Well, she figured, she was an actress. She would go for the more memorable approach. She applied some blood-red lipstick,’ tousled her hair to give it some lift and crept up the gravelled driveway like a burglar. She wondered whether to ring the bell or tap lightly on the front door but then had the bright idea of telephoning. She retrieved her mobile phone from her handbag and dialled Lilia’s number. It rang ten or eleven times before an answer came.
‘Yes? Who is it?’ The accent sounded odd but it was clearly Lilia’s voice.
‘Lilia? It’s Molly. I’m so sorry to disturb you at this time of night, but I’m outside your front door. Do you mind if I come in?’
‘Molly, my
child! What are you doing here?’ said Lilia, reassuringly German once more. ‘Of course — of course, you can come in. You poor thing! Something must have happened … I am coming now to let you in.’
The line went dead and within a few seconds the hall light came on. Then Lilia was standing before her in her embroidered kimono, arms outstretched in greeting, her face the epitome of motherly love. ‘Molly! Molly! Come in, you must be freezing. Oh dear!’
Molly fell into the old woman’s arms, sobbing already, a long-distance runner at the end of her gruelling journey, collapsing with relief. ‘Lilia. Thank you for opening the door, for being here for me.’
Lilia pulled her in and led her distraught visitor into the lounge. ‘Sit there,” she said, pushing Molly into the armchair and shuffling off to the sideboard to get two glasses and a bottle of brandy. ‘You need a drink. Sit quietly, drink this, and when you are ready, tell me everything. Keep breathing at all times.’
Molly was hyperventilating, her inhalations rasping and raw.
‘Sit still. Be calm,’ Lilia commanded. ‘You are home now. Relax!’
Slowly Molly’s breathing returned to normal and she ceased flailing and rocking from side to side.
‘Now,’ said Lilia,’ ‘tell me what has occurred. Your boyfriend Daniel, I suspect. Am I right?’
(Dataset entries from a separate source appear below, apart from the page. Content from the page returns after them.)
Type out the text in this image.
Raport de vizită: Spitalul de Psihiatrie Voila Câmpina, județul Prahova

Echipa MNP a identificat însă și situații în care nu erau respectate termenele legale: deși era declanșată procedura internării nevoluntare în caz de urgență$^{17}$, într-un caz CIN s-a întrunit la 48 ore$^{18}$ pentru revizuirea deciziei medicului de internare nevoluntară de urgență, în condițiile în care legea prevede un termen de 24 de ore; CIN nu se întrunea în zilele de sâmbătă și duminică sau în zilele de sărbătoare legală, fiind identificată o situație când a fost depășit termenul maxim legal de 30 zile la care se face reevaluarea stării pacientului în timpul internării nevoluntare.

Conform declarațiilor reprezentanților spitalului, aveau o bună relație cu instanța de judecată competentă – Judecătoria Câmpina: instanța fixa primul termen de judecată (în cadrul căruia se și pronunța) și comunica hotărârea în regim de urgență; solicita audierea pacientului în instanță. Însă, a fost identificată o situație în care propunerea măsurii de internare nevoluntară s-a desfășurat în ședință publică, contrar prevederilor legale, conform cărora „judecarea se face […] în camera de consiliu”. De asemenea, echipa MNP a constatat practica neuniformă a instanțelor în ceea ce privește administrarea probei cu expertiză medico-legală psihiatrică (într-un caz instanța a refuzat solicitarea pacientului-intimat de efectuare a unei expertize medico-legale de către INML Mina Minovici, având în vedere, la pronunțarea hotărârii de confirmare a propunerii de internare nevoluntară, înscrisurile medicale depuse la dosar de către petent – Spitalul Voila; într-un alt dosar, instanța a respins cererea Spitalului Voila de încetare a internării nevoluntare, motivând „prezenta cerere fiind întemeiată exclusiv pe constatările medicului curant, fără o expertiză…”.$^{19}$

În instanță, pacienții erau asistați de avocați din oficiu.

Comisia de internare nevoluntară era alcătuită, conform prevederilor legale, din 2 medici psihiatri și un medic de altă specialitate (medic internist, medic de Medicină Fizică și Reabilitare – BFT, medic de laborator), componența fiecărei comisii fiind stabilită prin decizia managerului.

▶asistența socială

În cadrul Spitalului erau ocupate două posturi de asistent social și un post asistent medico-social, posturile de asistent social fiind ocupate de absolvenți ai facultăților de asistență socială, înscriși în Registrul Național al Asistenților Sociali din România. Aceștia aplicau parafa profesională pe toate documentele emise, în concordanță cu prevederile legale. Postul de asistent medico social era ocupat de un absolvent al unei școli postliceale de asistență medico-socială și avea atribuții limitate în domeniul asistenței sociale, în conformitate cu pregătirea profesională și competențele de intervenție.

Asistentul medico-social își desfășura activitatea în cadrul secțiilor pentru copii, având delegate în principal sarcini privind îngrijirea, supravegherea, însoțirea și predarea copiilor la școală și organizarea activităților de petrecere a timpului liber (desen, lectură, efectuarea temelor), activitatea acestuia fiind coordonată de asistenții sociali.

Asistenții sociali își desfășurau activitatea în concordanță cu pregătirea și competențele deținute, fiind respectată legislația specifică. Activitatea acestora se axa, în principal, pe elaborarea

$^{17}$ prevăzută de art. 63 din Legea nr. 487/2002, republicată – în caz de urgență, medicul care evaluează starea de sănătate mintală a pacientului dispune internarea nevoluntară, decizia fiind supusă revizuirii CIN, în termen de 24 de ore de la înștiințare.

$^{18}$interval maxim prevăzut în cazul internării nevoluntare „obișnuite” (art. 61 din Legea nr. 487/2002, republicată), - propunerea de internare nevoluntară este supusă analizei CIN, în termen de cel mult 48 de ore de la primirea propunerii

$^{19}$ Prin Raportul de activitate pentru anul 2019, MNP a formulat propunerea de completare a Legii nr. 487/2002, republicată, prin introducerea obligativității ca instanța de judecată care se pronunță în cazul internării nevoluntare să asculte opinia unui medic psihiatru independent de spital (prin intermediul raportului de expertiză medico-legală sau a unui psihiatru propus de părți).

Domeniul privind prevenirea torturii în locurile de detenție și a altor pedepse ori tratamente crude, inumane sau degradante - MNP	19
Molly wiped her eyes. ‘How did you know that?’
They talked until dawn. Molly explained in great detail the relationship between her and Simon, and how she was now certain that the affair between him and Daniel had been going on under her nose for months. She recounted each and every occasion when Simon had made arrangements with her just to be sure she was out of the way. She trembled in the recalling, she choked as she described the scene she had witnessed on the sofa, and she wailed her distress to a deeply sympathetic Lilia,’ who rocked her in her arms and told her everything would be all right.